DIE ZUKUNFT DER EUDer Reformvertrag und die Mittelmeerunion : Kaczynskis Blockade

Polens Ex-Regierungschef legt sich nun als Parteichef bei der Ratifizierung des EU-Reformvertrags quer

Knut Krohn[Warschau]

Jaroslaw Kaczynski ist zurück. Verändert hat sich der ehemalige polnische Premier allerdings nicht. Auf der politischen Bühne gibt er weiter den Blockierer. Überaus erstaunlich ist allerdings, dass der Oppositionsführer ausgerechnet am Donnerstag bei der geplanten Ratifizierung des EU-Reformvertrages im polnischen Parlament querschoss. Schließlich hatten er und sein Präsidenten-Bruder Lech Kaczynski im vergangenen Sommer das Werk in Brüssel ausgehandelt und hernach als großen Erfolg ihrer Verhandlungskunst verkauft. Nun aber soll der sogenannte Vertrag von Lissabon plötzlich so viele Nachteile für Polen haben, dass der Ex-Premier die Zustimmung der Abgeordneten seiner Partei „Recht und Gerechtigkeit“ an neue Bedingungen knüpft. Kaczynski forderte am Donnerstag mehr Zeit, um noch einmal über das Werk nachzudenken. Wenn nicht mindestens 14 Parlamentarier seiner Partei für den EU-Vertrag votieren, scheitert das Projekt im Sejm an der notwendigen Zweidrittelmehrheit.

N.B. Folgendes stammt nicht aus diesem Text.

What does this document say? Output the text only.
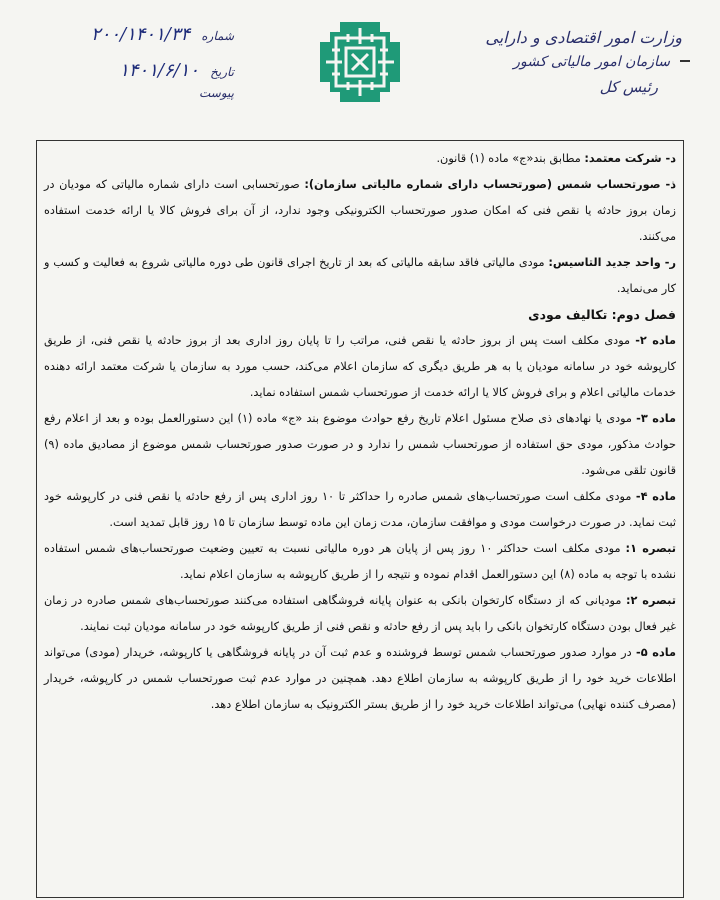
وزارت امور اقتصادی و دارایی
سازمان امور مالیاتی کشور
رئیس کل
شماره ۲۰۰/۱۴۰۱/۳۴
تاریخ ۱۴۰۱/۶/۱۰
پیوست

د- شرکت معتمد: مطابق بند«ج» ماده (۱) قانون.

ذ- صورتحساب شمس (صورتحساب دارای شماره مالیاتی سازمان): صورتحسابی است دارای شماره مالیاتی که مودیان در زمان بروز حادثه یا نقص فنی که امکان صدور صورتحساب الکترونیکی وجود ندارد، از آن برای فروش کالا یا ارائه خدمت استفاده می‌کنند.

ر- واحد جدید التاسیس: مودی مالیاتی فاقد سابقه مالیاتی که بعد از تاریخ اجرای قانون طی دوره مالیاتی شروع به فعالیت و کسب و کار می‌نماید.

فصل دوم: تکالیف مودی

ماده ۲- مودی مکلف است پس از بروز حادثه یا نقص فنی، مراتب را تا پایان روز اداری بعد از بروز حادثه یا نقص فنی، از طریق کارپوشه خود در سامانه مودیان یا به هر طریق دیگری که سازمان اعلام می‌کند، حسب مورد به سازمان یا شرکت معتمد ارائه دهنده خدمات مالیاتی اعلام و برای فروش کالا یا ارائه خدمت از صورتحساب شمس استفاده نماید.

ماده ۳- مودی یا نهادهای ذی صلاح مسئول اعلام تاریخ رفع حوادث موضوع بند «ج» ماده (۱) این دستورالعمل بوده و بعد از اعلام رفع حوادث مذکور، مودی حق استفاده از صورتحساب شمس را ندارد و در صورت صدور صورتحساب شمس موضوع از مصادیق ماده (۹) قانون تلقی می‌شود.

ماده ۴- مودی مکلف است صورتحساب‌های شمس صادره را حداکثر تا ۱۰ روز اداری پس از رفع حادثه یا نقص فنی در کارپوشه خود ثبت نماید. در صورت درخواست مودی و موافقت سازمان، مدت زمان این ماده توسط سازمان تا ۱۵ روز قابل تمدید است.

تبصره ۱: مودی مکلف است حداکثر ۱۰ روز پس از پایان هر دوره مالیاتی نسبت به تعیین وضعیت صورتحساب‌های شمس استفاده نشده با توجه به ماده (۸) این دستورالعمل اقدام نموده و نتیجه را از طریق کارپوشه به سازمان اعلام نماید.

تبصره ۲: مودیانی که از دستگاه کارتخوان بانکی به عنوان پایانه فروشگاهی استفاده می‌کنند صورتحساب‌های شمس صادره در زمان غیر فعال بودن دستگاه کارتخوان بانکی را باید پس از رفع حادثه و نقص فنی از طریق کارپوشه خود در سامانه مودیان ثبت نمایند.

ماده ۵- در موارد صدور صورتحساب شمس توسط فروشنده و عدم ثبت آن در پایانه فروشگاهی یا کارپوشه، خریدار (مودی) می‌تواند اطلاعات خرید خود را از طریق کارپوشه به سازمان اطلاع دهد. همچنین در موارد عدم ثبت صورتحساب شمس در کارپوشه، خریدار (مصرف کننده نهایی) می‌تواند اطلاعات خرید خود را از طریق بستر الکترونیک به سازمان اطلاع دهد.
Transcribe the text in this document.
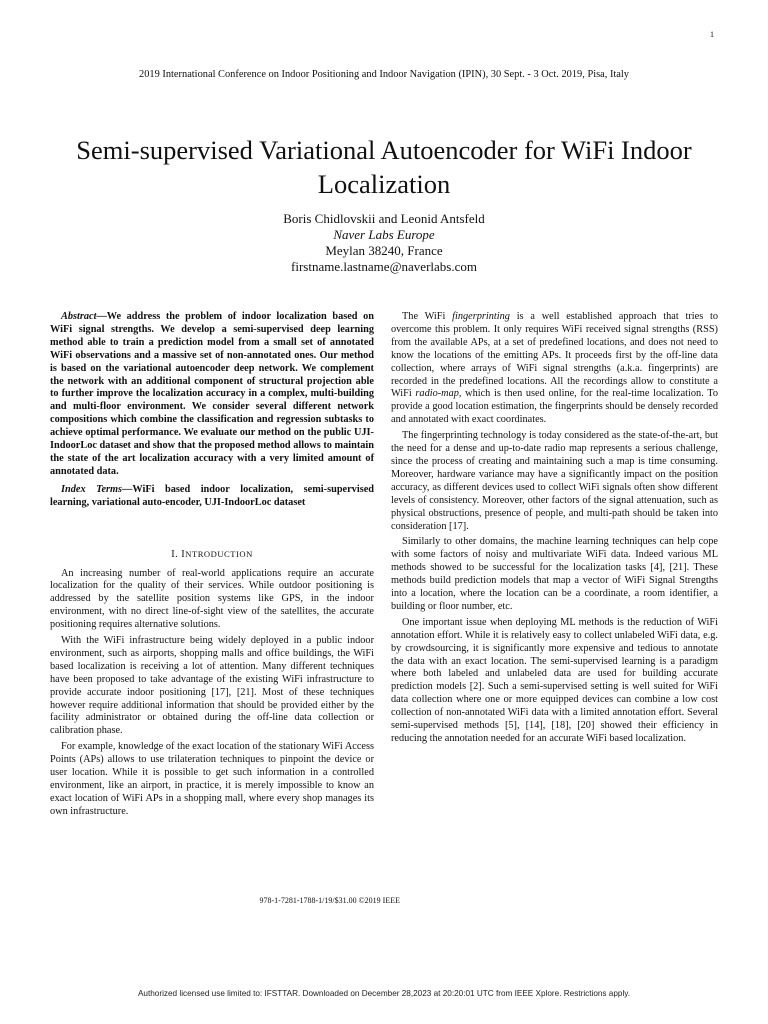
1
2019 International Conference on Indoor Positioning and Indoor Navigation (IPIN), 30 Sept. - 3 Oct. 2019, Pisa, Italy
Semi-supervised Variational Autoencoder for WiFi Indoor Localization
Boris Chidlovskii and Leonid Antsfeld
Naver Labs Europe
Meylan 38240, France
firstname.lastname@naverlabs.com

Abstract—We address the problem of indoor localization based on WiFi signal strengths. We develop a semi-supervised deep learning method able to train a prediction model from a small set of annotated WiFi observations and a massive set of non-annotated ones. Our method is based on the variational autoencoder deep network. We complement the network with an additional component of structural projection able to further improve the localization accuracy in a complex, multi-building and multi-floor environment. We consider several different network compositions which combine the classification and regression subtasks to achieve optimal performance. We evaluate our method on the public UJI-IndoorLoc dataset and show that the proposed method allows to maintain the state of the art localization accuracy with a very limited amount of annotated data.

Index Terms—WiFi based indoor localization, semi-supervised learning, variational auto-encoder, UJI-IndoorLoc dataset

I. INTRODUCTION

An increasing number of real-world applications require an accurate localization for the quality of their services. While outdoor positioning is addressed by the satellite position systems like GPS, in the indoor environment, with no direct line-of-sight view of the satellites, the accurate positioning requires alternative solutions.

With the WiFi infrastructure being widely deployed in a public indoor environment, such as airports, shopping malls and office buildings, the WiFi based localization is receiving a lot of attention. Many different techniques have been proposed to take advantage of the existing WiFi infrastructure to provide accurate indoor positioning [17], [21]. Most of these techniques however require additional information that should be provided either by the facility administrator or obtained during the off-line data collection or calibration phase.

For example, knowledge of the exact location of the stationary WiFi Access Points (APs) allows to use trilateration techniques to pinpoint the device or user location. While it is possible to get such information in a controlled environment, like an airport, in practice, it is merely impossible to know an exact location of WiFi APs in a shopping mall, where every shop manages its own infrastructure.

The WiFi fingerprinting is a well established approach that tries to overcome this problem. It only requires WiFi received signal strengths (RSS) from the available APs, at a set of predefined locations, and does not need to know the locations of the emitting APs. It proceeds first by the off-line data collection, where arrays of WiFi signal strengths (a.k.a. fingerprints) are recorded in the predefined locations. All the recordings allow to constitute a WiFi radio-map, which is then used online, for the real-time localization. To provide a good location estimation, the fingerprints should be densely recorded and annotated with exact coordinates.

The fingerprinting technology is today considered as the state-of-the-art, but the need for a dense and up-to-date radio map represents a serious challenge, since the process of creating and maintaining such a map is time consuming. Moreover, hardware variance may have a significantly impact on the position accuracy, as different devices used to collect WiFi signals often show different levels of consistency. Moreover, other factors of the signal attenuation, such as physical obstructions, presence of people, and multi-path should be taken into consideration [17].

Similarly to other domains, the machine learning techniques can help cope with some factors of noisy and multivariate WiFi data. Indeed various ML methods showed to be successful for the localization tasks [4], [21]. These methods build prediction models that map a vector of WiFi Signal Strengths into a location, where the location can be a coordinate, a room identifier, a building or floor number, etc.

One important issue when deploying ML methods is the reduction of WiFi annotation effort. While it is relatively easy to collect unlabeled WiFi data, e.g. by crowdsourcing, it is significantly more expensive and tedious to annotate the data with an exact location. The semi-supervised learning is a paradigm where both labeled and unlabeled data are used for building accurate prediction models [2]. Such a semi-supervised setting is well suited for WiFi data collection where one or more equipped devices can combine a low cost collection of non-annotated WiFi data with a limited annotation effort. Several semi-supervised methods [5], [14], [18], [20] showed their efficiency in reducing the annotation needed for an accurate WiFi based localization.

978-1-7281-1788-1/19/$31.00 ©2019 IEEE
Authorized licensed use limited to: IFSTTAR. Downloaded on December 28,2023 at 20:20:01 UTC from IEEE Xplore. Restrictions apply.
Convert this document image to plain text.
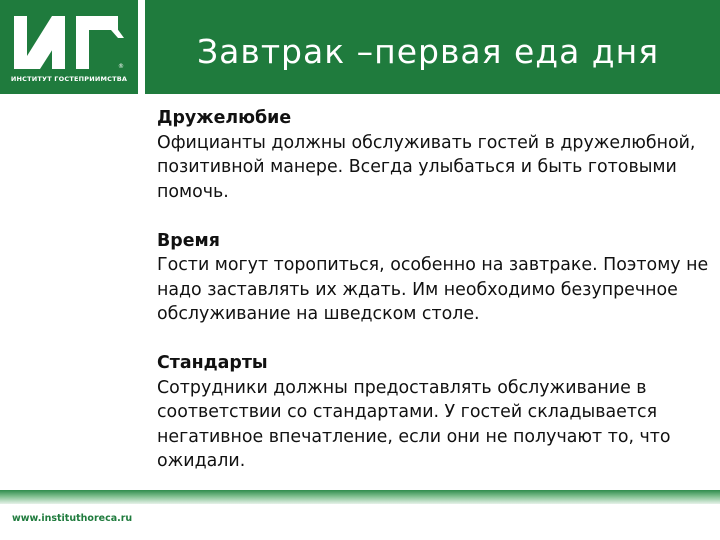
®
ИНСТИТУТ ГОСТЕПРИИМСТВА
Завтрак –первая еда дня
Дружелюбие
Официанты должны обслуживать гостей в дружелюбной, позитивной манере. Всегда улыбаться и быть готовыми помочь.
Время
Гости могут торопиться, особенно на завтраке. Поэтому не надо заставлять их ждать. Им необходимо безупречное обслуживание на шведском столе.
Стандарты
Сотрудники должны предоставлять обслуживание в соответствии со стандартами. У гостей складывается негативное впечатление, если они не получают то, что ожидали.
www.instituthoreca.ru
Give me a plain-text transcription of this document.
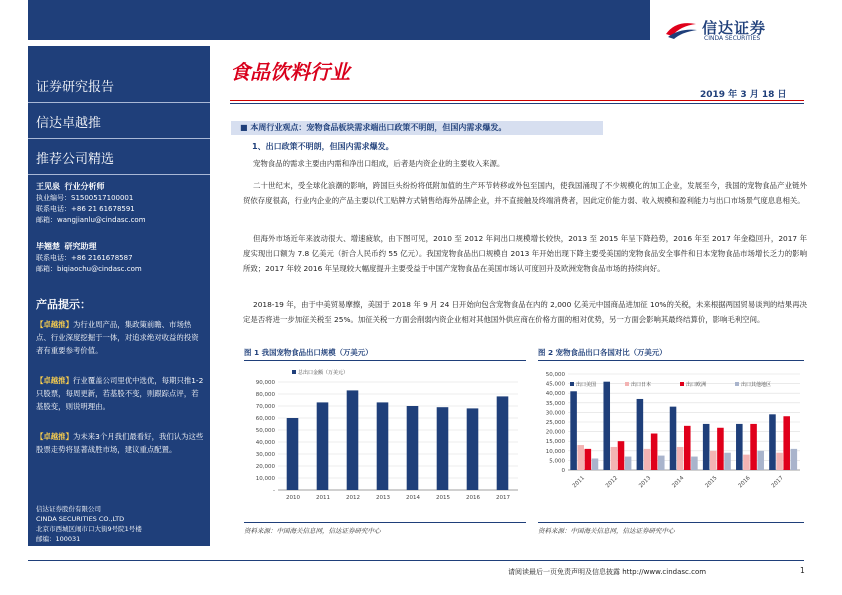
信达证券
CINDA SECURITIES
证券研究报告
信达卓越推
推荐公司精选
王见泉 行业分析师
执业编号：S1500517100001
联系电话：+86 21 61678591
邮箱：wangjianlu@cindasc.com
毕翘楚 研究助理
联系电话：+86 2161678587
邮箱：biqiaochu@cindasc.com
产品提示：
【卓越推】为行业周产品，集政策前瞻、市场热点、行业深度挖掘于一体，对追求绝对收益的投资者有重要参考价值。
【卓越推】行业覆盖公司里优中选优，每期只推1-2只股票，每周更新，若基股不变，则跟踪点评，若基股变，则说明理由。
【卓越推】为未来3个月我们最看好，我们认为这些股票走势将显著战胜市场，建议重点配置。
信达证券股份有限公司
CINDA SECURITIES CO.,LTD
北京市西城区闹市口大街9号院1号楼
邮编：100031
食品饮料行业
2019 年 3 月 18 日
■ 本周行业观点：宠物食品板块需求端出口政策不明朗，但国内需求爆发。
1、出口政策不明朗，但国内需求爆发。
宠物食品的需求主要由内需和净出口组成，后者是内资企业的主要收入来源。
二十世纪末，受全球化浪潮的影响，跨国巨头纷纷将低附加值的生产环节转移或外包至国内，使我国涌现了不少规模化的加工企业，发展至今，我国的宠物食品产业链外贸依存度很高，行业内企业的产品主要以代工贴牌方式销售给海外品牌企业，并不直接触及终端消费者，因此定价能力弱、收入规模和盈利能力与出口市场景气度息息相关。
但海外市场近年来波动很大、增速疲软，由下图可见，2010 至 2012 年间出口规模增长较快，2013 至 2015 年呈下降趋势，2016 年至 2017 年金稳回升，2017 年度实现出口额为 7.8 亿美元（折合人民币约 55 亿元）。我国宠物食品出口规模自 2013 年开始出现下降主要受美国的宠物食品安全事件和日本宠物食品市场增长乏力的影响所致；2017 年较 2016 年呈现较大幅度提升主要受益于中国产宠物食品在美国市场认可度回升及欧洲宠物食品市场的持续向好。
2018-19 年，由于中美贸易摩擦，美国于 2018 年 9 月 24 日开始向包含宠物食品在内的 2,000 亿美元中国商品进加征 10%的关税，未来根据两国贸易谈判的结果再决定是否将进一步加征关税至 25%。加征关税一方面会削弱内资企业相对其他国外供应商在价格方面的相对优势，另一方面会影响其最终结算价，影响毛利空间。
图 1 我国宠物食品出口规模（万美元）	图 2 宠物食品出口各国对比（万美元）
-
10,000
20,000
30,000
40,000
50,000
60,000
70,000
80,000
90,000
2010	2011	2012	2013	2014	2015	2016	2017
总出口金额（万美元）
0
5,000
10,000
15,000
20,000
25,000
30,000
35,000
40,000
45,000
50,000
2011	2012	2013	2014	2015	2016	2017
出口美国	出口日本	出口欧洲	出口其他地区
资料来源：中国海关信息网，信达证券研究中心	资料来源：中国海关信息网，信达证券研究中心
请阅读最后一页免责声明及信息披露 http://www.cindasc.com	1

„Was hat sich eigentlich geändert, seitdem der Vorsitzende Jaroslaw Kaczynski und Präsident Lech Kaczynski mit Begeisterung die Regelung des Vertrages verteidigt haben?“ fragte Premierminister Donald Tusk während der Debatte sichtlich genervt. Als der Streit zu eskalieren drohte, schaltete sich der Präsident ein. Doch auch dieses lange Gespräch brachte keine Annäherung zwischen Regierung und Opposition.

Während sich das Staatsoberhaupt Kaczynski hinter verschlossenen Türen als Moderator versuchte, informierten sich einige polnische Parlamentarier über den Verlauf der Debatte im deutschen Bundestag. Dort wurde zur gleichen Stunde ebenfalls die Ratifizierung des EU-Reformvertrages eingeleitet. Bei manchem der Politiker in Warschau schien sich Neid angesichts des sachlichen Verlaufs der gleichen Diskussion in Berlin breit zu machen. Während in Polen manche Beobachter nun den europapolitischen Super-Gau befürchten, gilt es in Deutschland als sicher, dass der Bundestag am 25. April den Vertrag annehmen wird. Der Bundesrat will dann am 23. Mai das Werk ratifizieren.

Mit dem Vertrag wird die EU-Grundrechtecharta rechtlich verbindlich. Das Europaparlament und die nationalen Parlamente erhalten mehr Rechte. Die EU bekommt einen ständigen Präsidenten des Europäischen Rates und einen Hohen Vertreter für Außenpolitik; die EU-Kommission wird verkleinert. Zudem werden mehr Beschlüsse im EU-Ministerrat mit qualifizierter Mehrheit statt einstimmig gefasst.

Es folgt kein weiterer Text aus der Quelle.